You’re going to want to leave early for this one, unless you’re very familiar with the College of Notre Dame campus, because this "theater" isn’t exactly easy to find. It’s tucked away in what probably used to be an old classroom that has been renovated into a stage with about 40 not-so-comfortable seats (especially for a play that’s more than two hours long) and lighting and sound systems. But what you’ll get, once you find it, is a funny story about the lengths people will go to for money.
Susan Middaugh’s entry into the Baltimore Playwrights Festival, Black Widows is about two elderly women who make a living stealing money, credit cards, jewelry, and any other personal belongings they deem valuable out of people’s hotel rooms. As they’re divvying up the proceeds from one job, the two watch as a homeless man is hit by a car while panhandling. Vera (Ann Mainolfi) suggests that they could make a lot more benefiting from a life insurance policy than they make doing the hotel jobs.

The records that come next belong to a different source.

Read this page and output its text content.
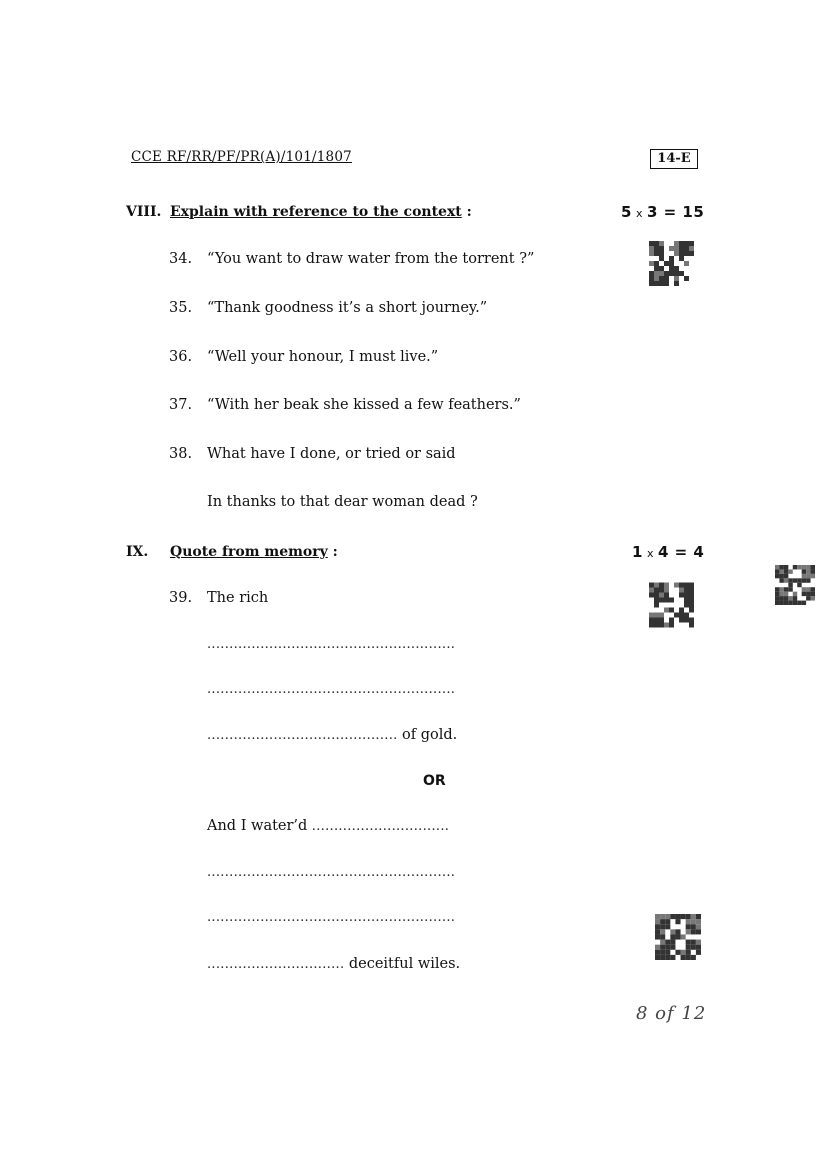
CCE RF/RR/PF/PR(A)/101/1807	14-E
VIII. Explain with reference to the context :	5 x 3 = 15
34. “You want to draw water from the torrent ?”
35. “Thank goodness it’s a short journey.”
36. “Well your honour, I must live.”
37. “With her beak she kissed a few feathers.”
38. What have I done, or tried or said
In thanks to that dear woman dead ?
IX. Quote from memory :	1 x 4 = 4
39. The rich
........................................................
........................................................
........................................... of gold.
OR
And I water’d ...............................
........................................................
........................................................
............................... deceitful wiles.
8 of 12
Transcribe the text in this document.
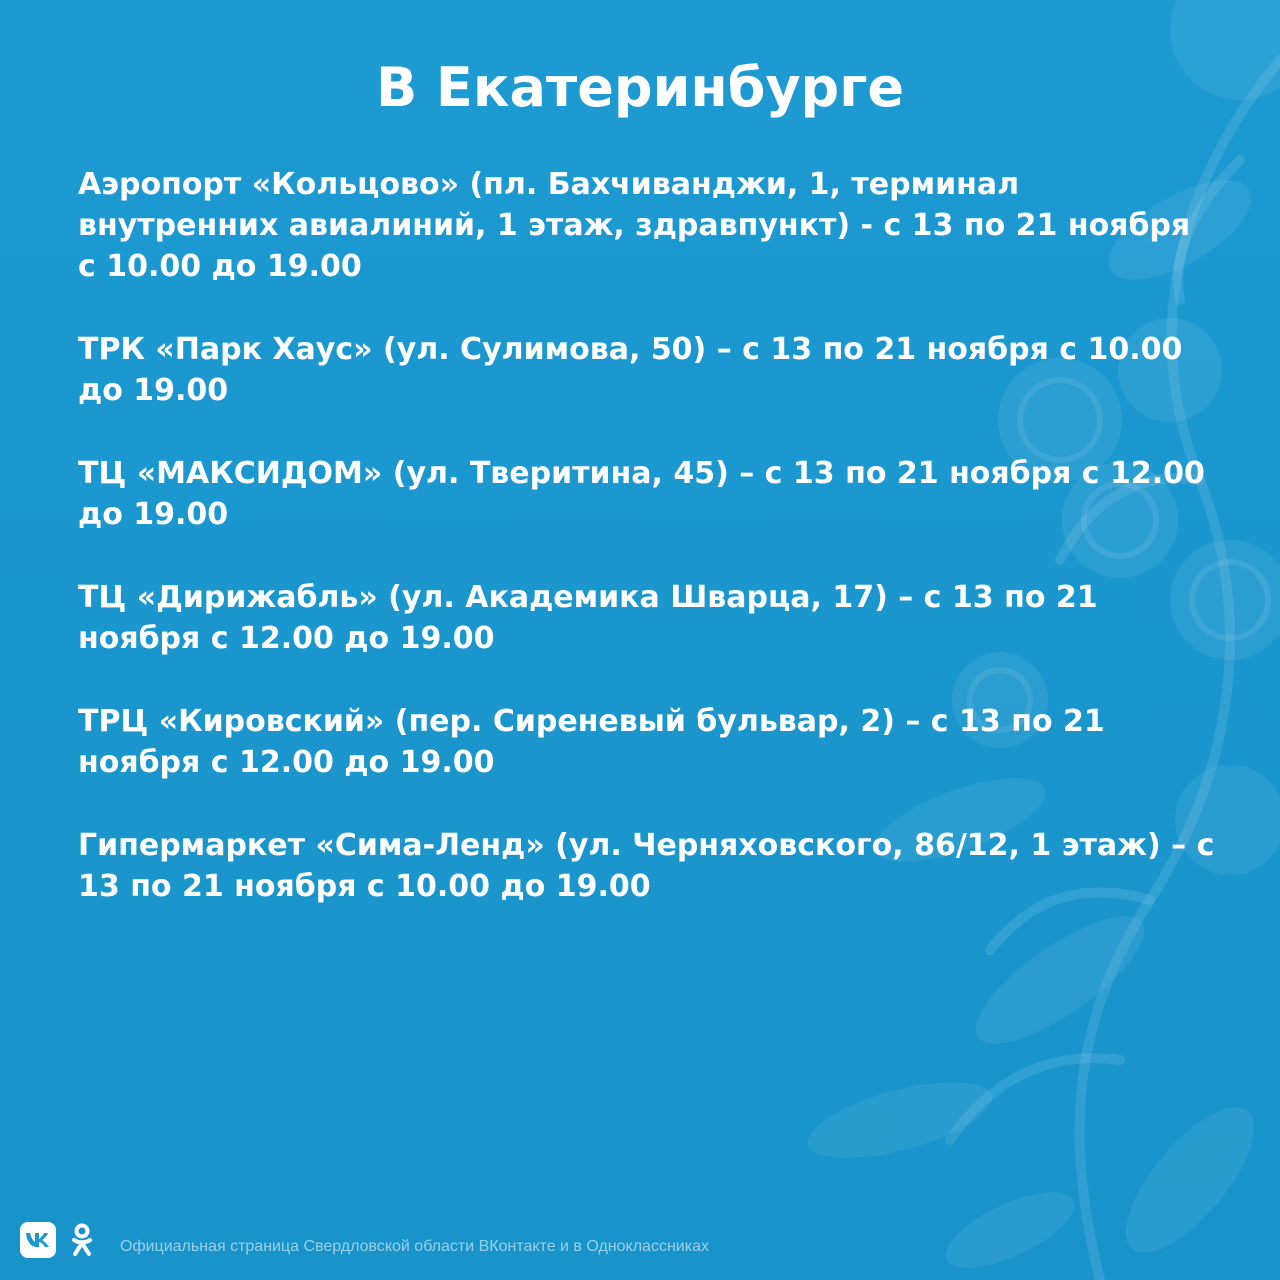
В Екатеринбурге
Аэропорт «Кольцово» (пл. Бахчиванджи, 1, терминал внутренних авиалиний, 1 этаж, здравпункт) - с 13 по 21 ноября с 10.00 до 19.00
ТРК «Парк Хаус» (ул. Сулимова, 50) – с 13 по 21 ноября с 10.00 до 19.00
ТЦ «МАКСИДОМ» (ул. Тверитина, 45) – с 13 по 21 ноября с 12.00 до 19.00
ТЦ «Дирижабль» (ул. Академика Шварца, 17) – с 13 по 21 ноября с 12.00 до 19.00
ТРЦ «Кировский» (пер. Сиреневый бульвар, 2) – с 13 по 21 ноября с 12.00 до 19.00
Гипермаркет «Сима-Ленд» (ул. Черняховского, 86/12, 1 этаж) – с 13 по 21 ноября с 10.00 до 19.00
Официальная страница Свердловской области ВКонтакте и в Одноклассниках
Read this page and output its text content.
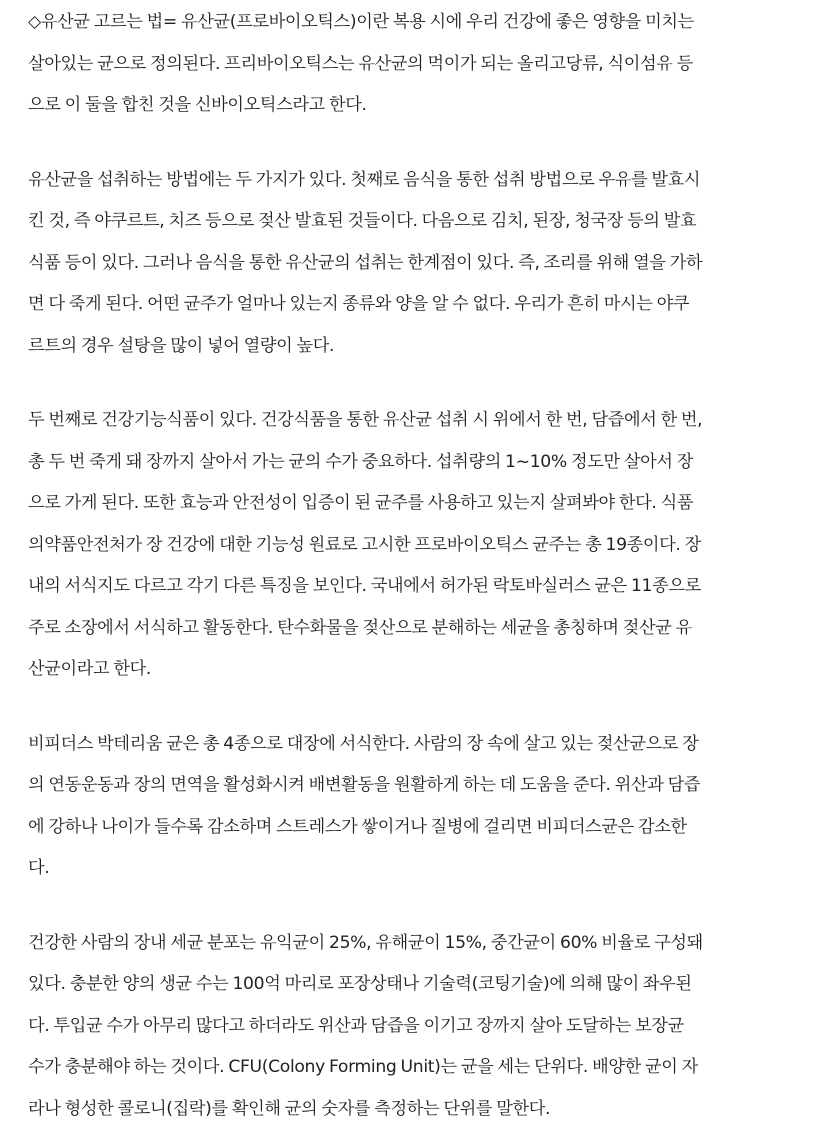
◇유산균 고르는 법= 유산균(프로바이오틱스)이란 복용 시에 우리 건강에 좋은 영향을 미치는
살아있는 균으로 정의된다. 프리바이오틱스는 유산균의 먹이가 되는 올리고당류, 식이섬유 등
으로 이 둘을 합친 것을 신바이오틱스라고 한다.
유산균을 섭취하는 방법에는 두 가지가 있다. 첫째로 음식을 통한 섭취 방법으로 우유를 발효시
킨 것, 즉 야쿠르트, 치즈 등으로 젖산 발효된 것들이다. 다음으로 김치, 된장, 청국장 등의 발효
식품 등이 있다. 그러나 음식을 통한 유산균의 섭취는 한계점이 있다. 즉, 조리를 위해 열을 가하
면 다 죽게 된다. 어떤 균주가 얼마나 있는지 종류와 양을 알 수 없다. 우리가 흔히 마시는 야쿠
르트의 경우 설탕을 많이 넣어 열량이 높다.
두 번째로 건강기능식품이 있다. 건강식품을 통한 유산균 섭취 시 위에서 한 번, 담즙에서 한 번,
총 두 번 죽게 돼 장까지 살아서 가는 균의 수가 중요하다. 섭취량의 1~10% 정도만 살아서 장
으로 가게 된다. 또한 효능과 안전성이 입증이 된 균주를 사용하고 있는지 살펴봐야 한다. 식품
의약품안전처가 장 건강에 대한 기능성 원료로 고시한 프로바이오틱스 균주는 총 19종이다. 장
내의 서식지도 다르고 각기 다른 특징을 보인다. 국내에서 허가된 락토바실러스 균은 11종으로
주로 소장에서 서식하고 활동한다. 탄수화물을 젖산으로 분해하는 세균을 총칭하며 젖산균 유
산균이라고 한다.
비피더스 박테리움 균은 총 4종으로 대장에 서식한다. 사람의 장 속에 살고 있는 젖산균으로 장
의 연동운동과 장의 면역을 활성화시켜 배변활동을 원활하게 하는 데 도움을 준다. 위산과 담즙
에 강하나 나이가 들수록 감소하며 스트레스가 쌓이거나 질병에 걸리면 비피더스균은 감소한
다.
건강한 사람의 장내 세균 분포는 유익균이 25%, 유해균이 15%, 중간균이 60% 비율로 구성돼
있다. 충분한 양의 생균 수는 100억 마리로 포장상태나 기술력(코팅기술)에 의해 많이 좌우된
다. 투입균 수가 아무리 많다고 하더라도 위산과 담즙을 이기고 장까지 살아 도달하는 보장균
수가 충분해야 하는 것이다. CFU(Colony Forming Unit)는 균을 세는 단위다. 배양한 균이 자
라나 형성한 콜로니(집락)를 확인해 균의 숫자를 측정하는 단위를 말한다.
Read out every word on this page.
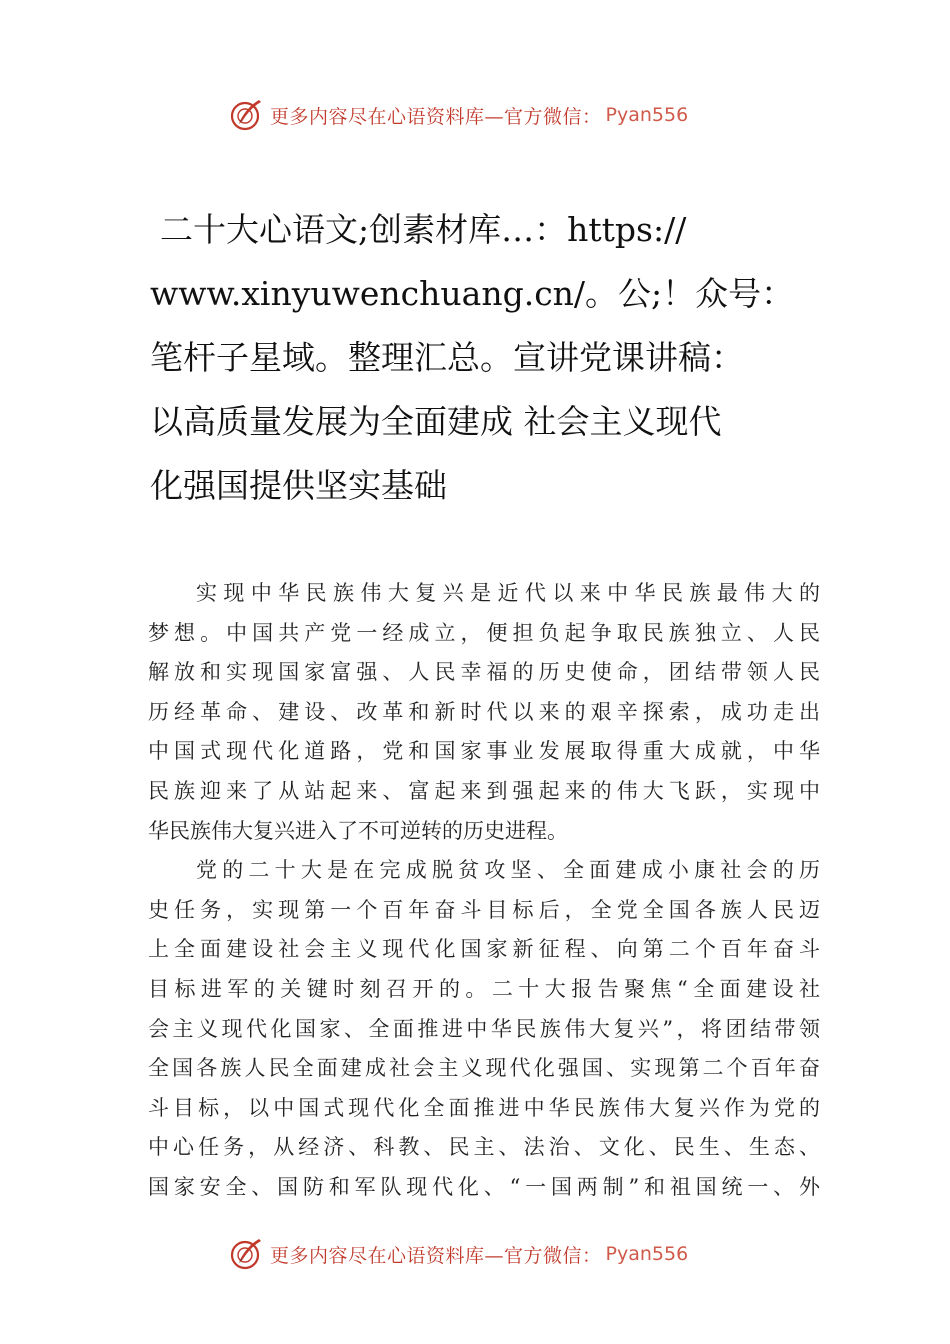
更多内容尽在心语资料库—官方微信： Pyan556
二十大心语文;创素材库…：https://
www.xinyuwenchuang.cn/。公;！众号：
笔杆子星域。整理汇总。宣讲党课讲稿：
以高质量发展为全面建成 社会主义现代
化强国提供坚实基础
实现中华民族伟大复兴是近代以来中华民族最伟大的
梦想。中国共产党一经成立，便担负起争取民族独立、人民
解放和实现国家富强、人民幸福的历史使命，团结带领人民
历经革命、建设、改革和新时代以来的艰辛探索，成功走出
中国式现代化道路，党和国家事业发展取得重大成就，中华
民族迎来了从站起来、富起来到强起来的伟大飞跃，实现中
华民族伟大复兴进入了不可逆转的历史进程。
党的二十大是在完成脱贫攻坚、全面建成小康社会的历
史任务，实现第一个百年奋斗目标后，全党全国各族人民迈
上全面建设社会主义现代化国家新征程、向第二个百年奋斗
目标进军的关键时刻召开的。二十大报告聚焦“全面建设社
会主义现代化国家、全面推进中华民族伟大复兴”，将团结带领
全国各族人民全面建成社会主义现代化强国、实现第二个百年奋
斗目标，以中国式现代化全面推进中华民族伟大复兴作为党的
中心任务，从经济、科教、民主、法治、文化、民生、生态、
国家安全、国防和军队现代化、“一国两制”和祖国统一、外
更多内容尽在心语资料库—官方微信： Pyan556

Gwen (Babs Dentz) initially dismisses the idea, but Vera can be quite convincing.
Vera is actually a very-well off Russian immigrant who made bank off of her late husband, yet she is always after more. Not-so-well-off Gwen is very envious of Vera’s wealth, a fact Vera uses to her advantage. She enlists Gwen to start working at a local soup kitchen to meet potential candidates for their life insurance scam. Their criteria
includes mild health problems but nothing serious enough that he wouldn’t get coverage; no family, to ensure that there will be no one else trying to benefit from the policy; and he has to, of course, be homeless.
Once they’ve found their guy, John (Glenn Vitale), a homeless alcoholic with a bum leg from the Vietnam War, they pitch the idea to him. Vera, acting as a wealthy and recently Christian woman who wants to do something to help the homeless, will provide him with a tiny apartment to live in rent-free to get him off the streets. The only stipulation is that he must keep the place clean and he must sign an insurance policy, naming the two as beneficiaries.
Given a place to live, however, John starts to turn his life around--much to Vera and Gwen's chagrin--within the two years the policy must be held before it can be cashed in. He sobers up, is starting a new job, and is scheduled to get his leg fixed through the V.A. when Vera starts becoming impatient that he has not passed yet. She ends up taking matters into her own hands. When a detective (Mike Ware) starts sniffing around, the bonds of dysfunctional friendship are tested.
Vera and Gwen’s bickering provides much of the funny in this dark comedy—they shoot barbs back and forth in a thick Russian accent and even thicker New York accent. Middaugh’s script does a nice job playing off the women’s advancing years. When Gwen is being interrogated by Detective Goodman she insists she is a good woman. “Didn’t you giggle me?” she yells at him. “You know, on the
internet.”
Goodman provides a more serious and compassionate role in the story--he works on skid row in order to help the homeless. And Vitale’s character, John, has a way of making you feel sympathetic toward him even in the beginning when he’s just a drunken bum with a bad attitude. Both Mainolfi and Dentz struggled, at times, to get through the over two-hour long play, but they made their line stumbles seem conversational.
The play has been rewritten and revised numerous times since Middaugh got the idea for it back in 2005 from a similar incident reported in The Baltimore Sun
. The current production is a good evening out if you’re looking for a few dark laughs in a low-key environment.